Selain dari Ribka Tjiptaning, kritikan juga datang dari aktivis kemanusiaan, Haris Azhar. Seperti yang ia sampaikan dalam ig storynya, ia meminta kejelasan siapa yang akan bertanggung jawab seandainya vaksin Sinovac memberi dampak negatif.
“Seharusnya pemidanaan diberlakukan jika vaksin gagal: ada efek samping, salah sasaran, lambat datang, pungli alias tidak gratis,” begitu ungkap Haris Azhar.

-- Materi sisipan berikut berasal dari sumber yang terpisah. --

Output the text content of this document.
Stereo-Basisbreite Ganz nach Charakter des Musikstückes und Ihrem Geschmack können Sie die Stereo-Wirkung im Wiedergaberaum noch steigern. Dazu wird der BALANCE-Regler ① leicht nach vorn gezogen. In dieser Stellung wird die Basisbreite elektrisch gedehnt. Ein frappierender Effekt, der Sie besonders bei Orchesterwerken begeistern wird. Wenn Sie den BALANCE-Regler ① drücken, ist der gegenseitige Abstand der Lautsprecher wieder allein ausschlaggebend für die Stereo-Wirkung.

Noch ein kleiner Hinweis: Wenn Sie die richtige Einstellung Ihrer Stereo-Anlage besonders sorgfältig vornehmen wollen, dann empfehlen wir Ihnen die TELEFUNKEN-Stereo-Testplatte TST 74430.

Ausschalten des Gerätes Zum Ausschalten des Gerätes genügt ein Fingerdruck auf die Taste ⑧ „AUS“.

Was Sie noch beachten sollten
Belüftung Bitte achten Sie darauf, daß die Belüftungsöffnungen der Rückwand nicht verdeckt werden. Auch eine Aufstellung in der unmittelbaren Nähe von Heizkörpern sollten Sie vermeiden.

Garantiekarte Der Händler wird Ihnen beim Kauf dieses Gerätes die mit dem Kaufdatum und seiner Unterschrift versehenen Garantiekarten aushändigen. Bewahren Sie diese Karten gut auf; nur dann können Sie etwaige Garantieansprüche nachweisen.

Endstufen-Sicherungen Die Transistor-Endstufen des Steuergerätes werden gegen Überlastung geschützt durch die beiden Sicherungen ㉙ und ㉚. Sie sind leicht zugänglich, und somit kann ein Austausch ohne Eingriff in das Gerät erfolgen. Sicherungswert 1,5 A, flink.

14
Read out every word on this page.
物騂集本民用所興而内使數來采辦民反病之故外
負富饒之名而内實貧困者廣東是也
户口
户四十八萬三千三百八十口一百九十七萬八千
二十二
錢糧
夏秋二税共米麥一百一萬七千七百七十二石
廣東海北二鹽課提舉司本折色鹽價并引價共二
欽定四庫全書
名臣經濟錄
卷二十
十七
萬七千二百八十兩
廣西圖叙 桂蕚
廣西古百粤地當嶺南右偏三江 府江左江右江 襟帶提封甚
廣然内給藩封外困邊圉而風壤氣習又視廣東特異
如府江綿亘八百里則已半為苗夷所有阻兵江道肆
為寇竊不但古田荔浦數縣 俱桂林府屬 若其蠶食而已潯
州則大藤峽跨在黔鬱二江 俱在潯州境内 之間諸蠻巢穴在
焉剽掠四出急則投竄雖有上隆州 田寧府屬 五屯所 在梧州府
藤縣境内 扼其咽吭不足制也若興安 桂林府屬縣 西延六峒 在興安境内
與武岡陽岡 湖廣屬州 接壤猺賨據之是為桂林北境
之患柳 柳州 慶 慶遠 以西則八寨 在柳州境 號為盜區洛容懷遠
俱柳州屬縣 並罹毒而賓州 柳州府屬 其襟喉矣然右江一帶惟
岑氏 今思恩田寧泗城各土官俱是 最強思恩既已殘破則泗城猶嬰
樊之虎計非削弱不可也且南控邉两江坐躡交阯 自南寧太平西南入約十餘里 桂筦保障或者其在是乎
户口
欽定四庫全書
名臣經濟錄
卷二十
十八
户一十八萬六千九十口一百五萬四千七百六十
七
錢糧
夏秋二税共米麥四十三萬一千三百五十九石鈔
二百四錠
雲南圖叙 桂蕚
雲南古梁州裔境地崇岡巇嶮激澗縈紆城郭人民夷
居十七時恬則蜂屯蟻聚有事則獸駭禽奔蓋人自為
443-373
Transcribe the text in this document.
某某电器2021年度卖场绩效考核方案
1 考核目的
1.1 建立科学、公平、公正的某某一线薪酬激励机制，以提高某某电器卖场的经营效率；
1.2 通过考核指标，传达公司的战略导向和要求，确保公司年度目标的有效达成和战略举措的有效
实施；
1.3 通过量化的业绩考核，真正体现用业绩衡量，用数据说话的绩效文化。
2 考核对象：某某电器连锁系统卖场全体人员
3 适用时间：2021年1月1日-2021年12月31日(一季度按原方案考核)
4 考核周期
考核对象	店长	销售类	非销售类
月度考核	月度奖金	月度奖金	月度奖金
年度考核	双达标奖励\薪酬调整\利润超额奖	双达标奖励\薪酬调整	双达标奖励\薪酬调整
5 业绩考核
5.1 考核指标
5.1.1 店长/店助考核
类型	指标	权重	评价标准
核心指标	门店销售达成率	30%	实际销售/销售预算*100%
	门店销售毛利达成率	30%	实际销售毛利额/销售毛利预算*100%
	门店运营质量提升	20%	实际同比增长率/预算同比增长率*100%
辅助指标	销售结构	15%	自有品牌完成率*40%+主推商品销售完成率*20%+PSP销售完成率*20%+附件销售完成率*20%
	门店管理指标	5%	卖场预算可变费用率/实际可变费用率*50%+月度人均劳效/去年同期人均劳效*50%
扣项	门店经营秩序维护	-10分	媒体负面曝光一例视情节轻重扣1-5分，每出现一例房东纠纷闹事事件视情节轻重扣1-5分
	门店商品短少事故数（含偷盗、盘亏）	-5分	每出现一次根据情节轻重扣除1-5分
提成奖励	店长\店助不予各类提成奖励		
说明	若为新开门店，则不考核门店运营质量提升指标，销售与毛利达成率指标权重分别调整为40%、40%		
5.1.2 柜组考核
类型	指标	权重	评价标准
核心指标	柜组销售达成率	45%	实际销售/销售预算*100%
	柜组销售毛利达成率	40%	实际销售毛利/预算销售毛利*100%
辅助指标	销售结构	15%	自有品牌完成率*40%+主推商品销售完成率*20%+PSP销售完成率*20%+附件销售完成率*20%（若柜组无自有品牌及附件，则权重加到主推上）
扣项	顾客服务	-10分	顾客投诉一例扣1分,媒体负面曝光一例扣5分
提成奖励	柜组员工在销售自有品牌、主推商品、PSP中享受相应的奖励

Untuk menjawab kritik Haris Azhar, tim litbang Pakbob.id melakukan penelusuran langsung pada Perpres nomor 99 tahun 2020 yang menjadi dasar dari kebijakan vaksinasi di Indonesia. Di dalam perpres itu, kami tidak/belum menemukan pasal mengenai pihak yang bertanggung jawab langsung seandainya vaksin Sinovac memiliki efek samping. Meski demikian, dijelaskan bahwa Kemenkes menjadi ‘panglima utama’ dalam distribusi vaksin di Indonesia. Sementara itu, dalam pasal 11 Perpres tersebut, hanya dikatakan bahwa kontrak pemerintah dapat dibatalkan dalam keadaan Force Majeur (keadaan kahar). Namun tidak ada pasal yang menjelaskan sanksi pada Bio Farma seandainya vaksin Sinovac memiliki efek samping selain yang telah diteliti BPOM.
Untuk perbandingan, di negara lain telah dibuat UU darurat agar siapa pihak yang bertanggung jawab seandainya vaksin tidak berfungsi atau membahayakan menjadi jelas. Brazil misalnya, sudah memiliki perjanjian tidak akan menuntut produsen virus jika ada kejadian yang tak diinginkan. Berikut adalah kutipan pernyataan dari Presiden Brazil, Jair Bolsonaro:
“Dalam kontrak Pfizer (Pfizer adalah salah satu produsen vaksin di Brazil-Red) sangat jelas: ‘Kami tidak bertanggung jawab atas efek samping apa pun,” “ujar Bolsonaro.
“Jika Anda berubah menjadi buaya [setelah minum vaksin], itu masalah Anda,” katanya. Jika Anda menjadi manusia super, jika seorang wanita mulai menumbuhkan janggut atau jika seorang pria mulai berbicara dengan suara seperti wanita, mereka tidak akan ada hubungannya dengan itu.” paparnya.
Pada akhirnya, kita memang masih ada di situasi tidak menentu meski vaksin sudah mulai diujicobakan. Dilihat dari sisi positifnya, tidak hanya kita saja yang mengambil resiko menggunakan vaksin yang sudah tersedia. Negara seperti Turki dan Brazil juga telah menggunakan Sinovac dan bersiap dengan resikonya. Setidaknya, kita harus melihat Sinovac sebagai sebuah solusi untuk keluar dari krisis kesehatan ini. Tanpa ada inisiatif kita akan terus berlarut larut dalam masalah Korona. Pada akhirnya, besar harapan vaksin Sinovac menjadi solusi. Semoga!